Niestety, zaledwie nieco ponad dwa tygodnie później media obiegła informacja o śmierci artysty. Ozzy Osbourne zmarł rankiem 22 lipca w otoczeniu najbliższych. Muzyk od sześciu lat zmagał się z Parkinsonem - odszedł w wieku 76 lat.
Ten zespół jest szczególny w historii heavy metalu?
Kilka lat temu w rozmowie dla magazynu "Classic Rock", Osbourne opowiedział nieco więcej o swoim klasyku I Don't Want to Change the World z albumu No More Tears z 1991 roku. Tak się akurat składa, że współautorem kompozycji, dokładnie odpowiedzialnym za jej warstwę tekstową, jest Lemmy Kilmister. Ozzy mówi w wywiadzie, że myśli o artyście za każdym razem, gdy ją śpiewa. To przy tej okazji muzyk otwarcie wyznał, że grupa Motörhead, na czele której stał Lemmy, jest tą heavy metalową formacją, którą podziwia najbardziej.

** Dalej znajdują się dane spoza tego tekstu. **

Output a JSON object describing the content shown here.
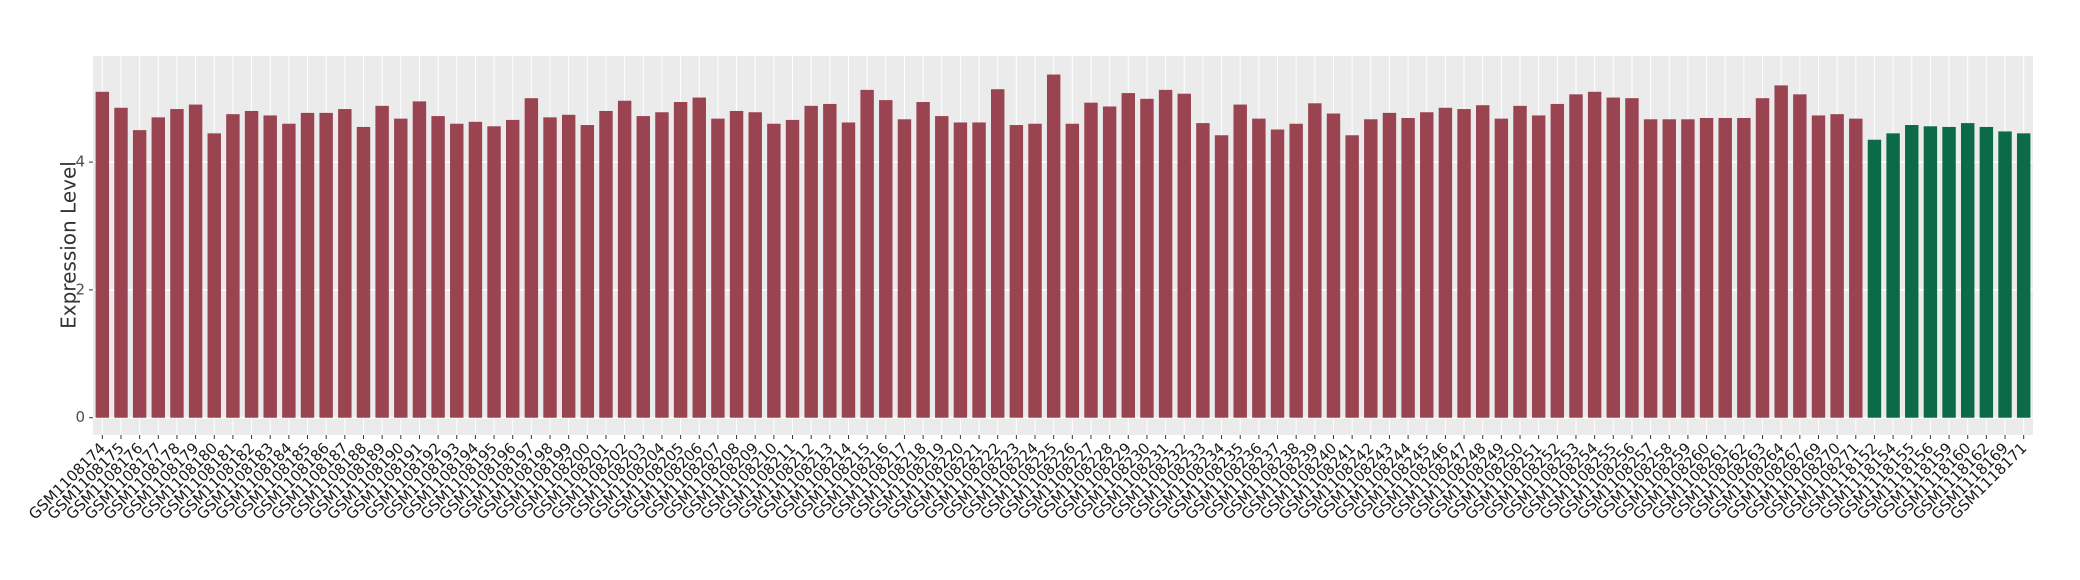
{
  "chart_data": {
    "type": "bar",
    "y_label": "Expression Level",
    "categories": [
      "GSM1108174",
      "GSM1108175",
      "GSM1108176",
      "GSM1108177",
      "GSM1108178",
      "GSM1108179",
      "GSM1108180",
      "GSM1108181",
      "GSM1108182",
      "GSM1108183",
      "GSM1108184",
      "GSM1108185",
      "GSM1108186",
      "GSM1108187",
      "GSM1108188",
      "GSM1108189",
      "GSM1108190",
      "GSM1108191",
      "GSM1108192",
      "GSM1108193",
      "GSM1108194",
      "GSM1108195",
      "GSM1108196",
      "GSM1108197",
      "GSM1108198",
      "GSM1108199",
      "GSM1108200",
      "GSM1108201",
      "GSM1108202",
      "GSM1108203",
      "GSM1108204",
      "GSM1108205",
      "GSM1108206",
      "GSM1108207",
      "GSM1108208",
      "GSM1108209",
      "GSM1108210",
      "GSM1108211",
      "GSM1108212",
      "GSM1108213",
      "GSM1108214",
      "GSM1108215",
      "GSM1108216",
      "GSM1108217",
      "GSM1108218",
      "GSM1108219",
      "GSM1108220",
      "GSM1108221",
      "GSM1108222",
      "GSM1108223",
      "GSM1108224",
      "GSM1108225",
      "GSM1108226",
      "GSM1108227",
      "GSM1108228",
      "GSM1108229",
      "GSM1108230",
      "GSM1108231",
      "GSM1108232",
      "GSM1108233",
      "GSM1108234",
      "GSM1108235",
      "GSM1108236",
      "GSM1108237",
      "GSM1108238",
      "GSM1108239",
      "GSM1108240",
      "GSM1108241",
      "GSM1108242",
      "GSM1108243",
      "GSM1108244",
      "GSM1108245",
      "GSM1108246",
      "GSM1108247",
      "GSM1108248",
      "GSM1108249",
      "GSM1108250",
      "GSM1108251",
      "GSM1108252",
      "GSM1108253",
      "GSM1108254",
      "GSM1108255",
      "GSM1108256",
      "GSM1108257",
      "GSM1108258",
      "GSM1108259",
      "GSM1108260",
      "GSM1108261",
      "GSM1108262",
      "GSM1108263",
      "GSM1108264",
      "GSM1108267",
      "GSM1108269",
      "GSM1108270",
      "GSM1108271",
      "GSM1118152",
      "GSM1118154",
      "GSM1118155",
      "GSM1118156",
      "GSM1118159",
      "GSM1118160",
      "GSM1118162",
      "GSM1118169",
      "GSM1118171"
    ],
    "values": [
      5.1,
      4.85,
      4.5,
      4.7,
      4.83,
      4.9,
      4.45,
      4.75,
      4.8,
      4.73,
      4.6,
      4.77,
      4.77,
      4.83,
      4.55,
      4.88,
      4.68,
      4.95,
      4.72,
      4.6,
      4.63,
      4.56,
      4.66,
      5.0,
      4.7,
      4.74,
      4.58,
      4.8,
      4.96,
      4.72,
      4.78,
      4.94,
      5.01,
      4.68,
      4.8,
      4.78,
      4.6,
      4.66,
      4.88,
      4.91,
      4.62,
      5.13,
      4.97,
      4.67,
      4.94,
      4.72,
      4.62,
      4.62,
      5.14,
      4.58,
      4.6,
      5.37,
      4.6,
      4.93,
      4.87,
      5.08,
      4.99,
      5.13,
      5.07,
      4.61,
      4.42,
      4.9,
      4.68,
      4.51,
      4.6,
      4.92,
      4.76,
      4.42,
      4.67,
      4.77,
      4.69,
      4.78,
      4.85,
      4.83,
      4.89,
      4.68,
      4.88,
      4.73,
      4.91,
      5.06,
      5.1,
      5.01,
      5.0,
      4.67,
      4.67,
      4.67,
      4.69,
      4.69,
      4.69,
      5.0,
      5.2,
      5.06,
      4.73,
      4.75,
      4.68,
      4.35,
      4.45,
      4.58,
      4.56,
      4.55,
      4.61,
      4.55,
      4.48,
      4.45
    ],
    "colors": [
      "#9a4452",
      "#9a4452",
      "#9a4452",
      "#9a4452",
      "#9a4452",
      "#9a4452",
      "#9a4452",
      "#9a4452",
      "#9a4452",
      "#9a4452",
      "#9a4452",
      "#9a4452",
      "#9a4452",
      "#9a4452",
      "#9a4452",
      "#9a4452",
      "#9a4452",
      "#9a4452",
      "#9a4452",
      "#9a4452",
      "#9a4452",
      "#9a4452",
      "#9a4452",
      "#9a4452",
      "#9a4452",
      "#9a4452",
      "#9a4452",
      "#9a4452",
      "#9a4452",
      "#9a4452",
      "#9a4452",
      "#9a4452",
      "#9a4452",
      "#9a4452",
      "#9a4452",
      "#9a4452",
      "#9a4452",
      "#9a4452",
      "#9a4452",
      "#9a4452",
      "#9a4452",
      "#9a4452",
      "#9a4452",
      "#9a4452",
      "#9a4452",
      "#9a4452",
      "#9a4452",
      "#9a4452",
      "#9a4452",
      "#9a4452",
      "#9a4452",
      "#9a4452",
      "#9a4452",
      "#9a4452",
      "#9a4452",
      "#9a4452",
      "#9a4452",
      "#9a4452",
      "#9a4452",
      "#9a4452",
      "#9a4452",
      "#9a4452",
      "#9a4452",
      "#9a4452",
      "#9a4452",
      "#9a4452",
      "#9a4452",
      "#9a4452",
      "#9a4452",
      "#9a4452",
      "#9a4452",
      "#9a4452",
      "#9a4452",
      "#9a4452",
      "#9a4452",
      "#9a4452",
      "#9a4452",
      "#9a4452",
      "#9a4452",
      "#9a4452",
      "#9a4452",
      "#9a4452",
      "#9a4452",
      "#9a4452",
      "#9a4452",
      "#9a4452",
      "#9a4452",
      "#9a4452",
      "#9a4452",
      "#9a4452",
      "#9a4452",
      "#9a4452",
      "#9a4452",
      "#9a4452",
      "#9a4452",
      "#0b6b47",
      "#0b6b47",
      "#0b6b47",
      "#0b6b47",
      "#0b6b47",
      "#0b6b47",
      "#0b6b47",
      "#0b6b47",
      "#0b6b47"
    ],
    "ylim": [
      -0.27,
      5.66
    ],
    "yticks": [
      0,
      2,
      4
    ],
    "grid": true
  }
}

Nie jest żadną tajemnicą fakt, że Panowie przyjaźnili się, wielokrotnie razem pracowali, a Ozzy od lat pozostaje pod ogromnym wrażeniem charyzmy i umiejętności zmarłego w 2015 roku przyjaciela, którego kilka lat temu określił mianem swojego "metalowego boga".
Polecany artykuł:
Gdyby ktoś zapytał mnie: "Kto według ciebie jest najlepszym zespołem metalowym?” Byłby to Motörhead. Widziałeś dokument o Lemmym? To jest kure**ko świetne - mówi Ozzy.